Se ha demostrado que el uso de este tipo de zapatillas aumenta la probabilidad de que se produzcan lesiones, desde fascitis plantar hasta fracturas por estrés tibial.

Son altamente reconocidas como zapatillas para correr y son generalmente usadas para el ejercicio en pista o carretera, y pocas personas tienen idea de que podrían ser responsables de algunas lesiones o incluso de fracturas en la tibia. Este es el resultado de un estudio realizado en la Universidad Estatal de Oregón publicado en la Revista Ortopédica Sports medicine.

Las zapatillas de deporte maximalistas están orientadas a ofrecer una mayor amortiguación especialmente en la región delantera del pie y han ganado popularidad desde que se comercializaron por primera vez en el año 2010. Lo que muchos no saben al día de hoy, es que el uso de este tipo de zapatillas aumenta la probabilidad de que se produzcan lesiones que pueden resultar con incapacidades de hasta 15 días con terapia física y más.

En el estudio, los investigadores buscaron resaltar el estrés al que se veían sometidos los pies y las piernas de los corredores antes y después de una carrera simulada de 5.000 metros por una cinta de correr teniendo en cuenta el tipo de zapatillas que usaban. Lo primero que realizaron los voluntarios fue una prueba usando un tipo de zap para deportes neutral y luego, después de un período de espera de 7 a 10 días, repitió el ejercicio usando un zapato maximalista.

«Nos sorprendieron estos resultados», aseguró Christine Pollard, profesora de kinesiología y encargada del estudio: «Pensamos que resultaría siendo el efecto contrario, que el aumento de la amortiguación reduciría la tasa de carga de la fuerza de reacción del impacto y del suelo vertical. Por lo que sospechamos que la gran cantidad de amortiguación de sus suelas hiciera que los corredores confíen más en el zapato para mitigar los efectos del contacto. Pero los resultados fueron los contrarios al encontrar lesiones en más de uno de los voluntarios».

Pero ¿Cómo elegir las zapatillas para correr?

Elegir las zapatillas correctas depende de muchos factores que varían dependiendo del tipo de disciplina que se desee practicar, la forma de colocar los pies, altura, peso, duración de la carrera, firmeza al caminar, el tipo de suelo y las condiciones climáticas del terreno. Todo esto mezclado hace que elegir el calzado correcto sea una verdadera lucha, ya que cada tipo de zapato debe ir enfocado a atender una necesidad del consumidor, por lo que muchas veces no estamos seguros de cuál es la mejor elección entre tanta cantidad de opciones.

Zapatos maximalistas

Las zapatillas maximalistas son las que cuentan con una suela bastante gruesa (rondan los 30 milímetros en la zona del talón), un drop inferior a 10 milímetros y cierta ligereza. Su propuesta es ofrecer lo mejor de las zapatillas minimalistas (pisada más eficiente, de ahí su drop inferior al más habitual) y convencionales (abundante amortiguación).

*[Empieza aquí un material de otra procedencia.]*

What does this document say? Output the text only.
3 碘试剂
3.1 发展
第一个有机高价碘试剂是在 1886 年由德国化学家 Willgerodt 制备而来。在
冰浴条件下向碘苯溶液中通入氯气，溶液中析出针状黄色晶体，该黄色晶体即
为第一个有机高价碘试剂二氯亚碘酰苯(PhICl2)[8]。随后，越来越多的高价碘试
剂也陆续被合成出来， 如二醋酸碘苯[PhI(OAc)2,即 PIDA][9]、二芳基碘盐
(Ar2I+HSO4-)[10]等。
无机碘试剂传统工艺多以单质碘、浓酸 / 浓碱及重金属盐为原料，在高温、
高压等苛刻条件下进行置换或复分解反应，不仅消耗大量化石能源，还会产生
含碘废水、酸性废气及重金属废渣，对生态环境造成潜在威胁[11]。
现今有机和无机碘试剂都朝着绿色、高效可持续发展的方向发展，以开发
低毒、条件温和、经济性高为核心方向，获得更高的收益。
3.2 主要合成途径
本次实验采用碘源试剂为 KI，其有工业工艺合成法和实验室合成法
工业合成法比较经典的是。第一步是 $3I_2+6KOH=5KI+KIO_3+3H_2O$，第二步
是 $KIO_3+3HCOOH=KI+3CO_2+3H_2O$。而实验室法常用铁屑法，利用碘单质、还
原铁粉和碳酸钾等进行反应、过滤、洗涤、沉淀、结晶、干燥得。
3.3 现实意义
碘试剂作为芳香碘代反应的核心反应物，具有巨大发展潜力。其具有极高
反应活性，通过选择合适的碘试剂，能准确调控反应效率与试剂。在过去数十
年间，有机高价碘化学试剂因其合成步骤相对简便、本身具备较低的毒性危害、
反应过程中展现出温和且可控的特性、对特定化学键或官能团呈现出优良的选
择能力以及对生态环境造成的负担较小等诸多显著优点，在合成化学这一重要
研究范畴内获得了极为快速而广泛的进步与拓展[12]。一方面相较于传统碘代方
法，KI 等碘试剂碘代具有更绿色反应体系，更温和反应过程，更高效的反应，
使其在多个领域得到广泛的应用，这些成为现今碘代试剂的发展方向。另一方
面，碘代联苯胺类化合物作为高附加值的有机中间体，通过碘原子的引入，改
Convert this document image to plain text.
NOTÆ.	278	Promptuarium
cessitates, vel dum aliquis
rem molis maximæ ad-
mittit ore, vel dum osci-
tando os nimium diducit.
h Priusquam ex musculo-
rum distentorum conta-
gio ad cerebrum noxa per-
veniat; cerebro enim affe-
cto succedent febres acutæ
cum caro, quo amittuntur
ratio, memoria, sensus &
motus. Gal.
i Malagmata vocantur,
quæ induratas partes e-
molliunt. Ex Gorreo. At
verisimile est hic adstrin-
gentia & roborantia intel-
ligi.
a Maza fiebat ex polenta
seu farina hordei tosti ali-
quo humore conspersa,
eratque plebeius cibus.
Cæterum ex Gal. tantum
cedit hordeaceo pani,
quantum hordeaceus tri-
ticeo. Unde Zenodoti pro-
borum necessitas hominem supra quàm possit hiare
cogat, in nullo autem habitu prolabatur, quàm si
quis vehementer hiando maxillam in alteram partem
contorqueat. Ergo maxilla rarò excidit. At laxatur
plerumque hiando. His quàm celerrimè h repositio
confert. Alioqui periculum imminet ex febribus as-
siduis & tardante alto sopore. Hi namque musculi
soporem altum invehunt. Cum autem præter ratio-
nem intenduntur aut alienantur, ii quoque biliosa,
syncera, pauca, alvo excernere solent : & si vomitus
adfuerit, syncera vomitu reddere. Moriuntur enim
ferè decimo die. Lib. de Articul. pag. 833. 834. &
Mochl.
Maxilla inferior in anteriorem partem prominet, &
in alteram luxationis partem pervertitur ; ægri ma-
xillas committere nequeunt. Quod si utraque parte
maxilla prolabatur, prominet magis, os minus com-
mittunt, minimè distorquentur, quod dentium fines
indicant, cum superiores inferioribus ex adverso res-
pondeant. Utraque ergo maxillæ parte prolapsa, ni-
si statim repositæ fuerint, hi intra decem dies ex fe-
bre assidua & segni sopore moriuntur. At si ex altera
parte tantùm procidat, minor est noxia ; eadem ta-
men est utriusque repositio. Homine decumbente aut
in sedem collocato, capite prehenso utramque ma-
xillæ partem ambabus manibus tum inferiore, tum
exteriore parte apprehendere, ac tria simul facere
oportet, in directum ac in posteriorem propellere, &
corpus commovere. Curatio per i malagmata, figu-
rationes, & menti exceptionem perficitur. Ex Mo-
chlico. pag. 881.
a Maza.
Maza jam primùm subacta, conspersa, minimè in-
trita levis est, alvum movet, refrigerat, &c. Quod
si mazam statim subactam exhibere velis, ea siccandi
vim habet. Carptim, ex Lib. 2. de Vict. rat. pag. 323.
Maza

Unas buenas zapatillas deportivas son esenciales para asegurar que se mantenga una postura correcta durante la actividad deportiva y para alcanzar el nivel más alto de rendimiento. Los expertos aseguran que las zapatillas para los que salen a correr al aire libre deben centrarse en proporcionar comodidad a la forma del pie y asegurar el más alto nivel de amortiguación contra el suelo.

Aunque el mercado actual ofrece buenos productos para correr y una amplia selección, el uso de este tipo de zapatillas ha dado lugar a una mayor probabilidad de lesiones como la fascitis plantar y las fracturas por estrés tibial.

La fascia plantar es el tejido fibroso grueso que va desde el talón hasta la base de los dedos del pie, y cuando es sometida a esfuerzos excesivos puede resultar muy lastimada, causando una intensa inflamación de la zona y de todo el tejido.

En cambio, el síndrome de estrés tibial es el dolor en la espinilla que ocurre detrás de la tibia cuando los corredores transcurren largas distancias generando demasiada carga sobre el hueso y los tejidos adyacentes, terminando en ardor e hinchazón en la parte inferior de la pierna.